Israel’s current political crisis exemplifies the maxim that hard cases make bad law. This case is desperate. Six months after the coronavirus erupted and nine months after the fiscal year began, Israel still lacks both a functioning contact-tracing system and an approved 2020 budget, mainly because Prime Minister Benjamin Netanyahu is more worried about politics than the domestic problems that Israel now confronts. The government’s failure to perform these basic tasks obviously invites the conclusion that civil servants’ far-reaching powers must not only be preserved, but perhaps even increased.

This would be the wrong conclusion. Bureaucrats, especially when they have great power, are vulnerable to the same ills as elected politicians. But unlike politicians, they are completely unaccountable to the public.

That doesn’t mean Haviv Rettig Gur is wrong to deem them indispensable.

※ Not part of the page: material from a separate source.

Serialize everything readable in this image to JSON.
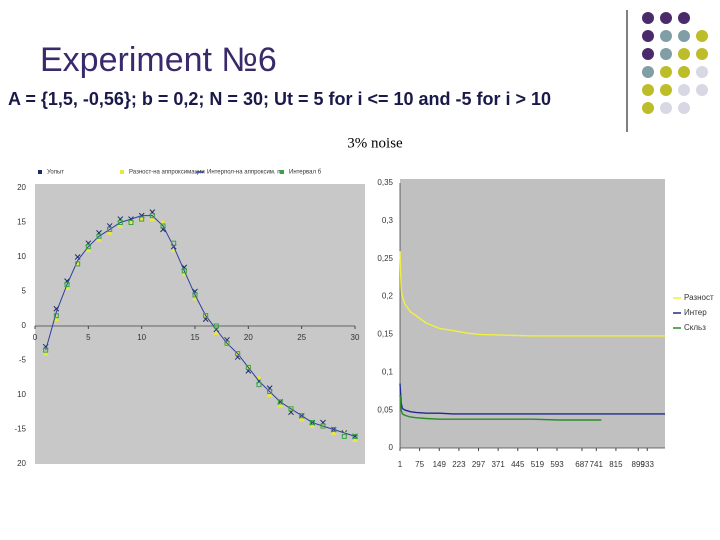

They provide institutional memory, flesh out elected officials’ policies, and supply information the politicians may not know and options they may not have considered. Yet the current crisis shows in several ways why they neither can nor should substitute for elected politicians.

First, bureaucrats are no less prone to poor judgment than politicians. As evidence, consider Siegal Sadetzki, part of the Netanyahu-led triumvirate that ran Israel’s initial response to the coronavirus. It’s unsurprising that Gur never mentioned Sadetzki even as he lauded the triumvirate’s third member, former Health Ministry Director General Moshe Bar Siman-Tov; she and her fellow Health Ministry staffers are a major reason why Israel still lacks a functional test-and-trace system.

Sadetzki, an epidemiologist, was the ministry’s director of public-health services and the only member of the triumvirate with professional expertise in epidemics (Bar Siman-Tov is an economist). As such, her input was crucial. Yet she adamantly opposed expanding virus testing, even publicly asserting that “Too much testing will increase complacence.” She opposed letting organizations outside the public-health system do lab work for coronavirus tests, even though the system was overwhelmed. She opposed sewage monitoring to track the spread of the virus. And on, and on.

Moreover, even after acknowledging that test-and-trace was necessary, ministry bureaucrats insisted for months that their ministry do the tracing despite its glaringly inadequate manpower. Only in August was the job finally given to the army, which does have the requisite personnel. And the system still isn’t fully operational.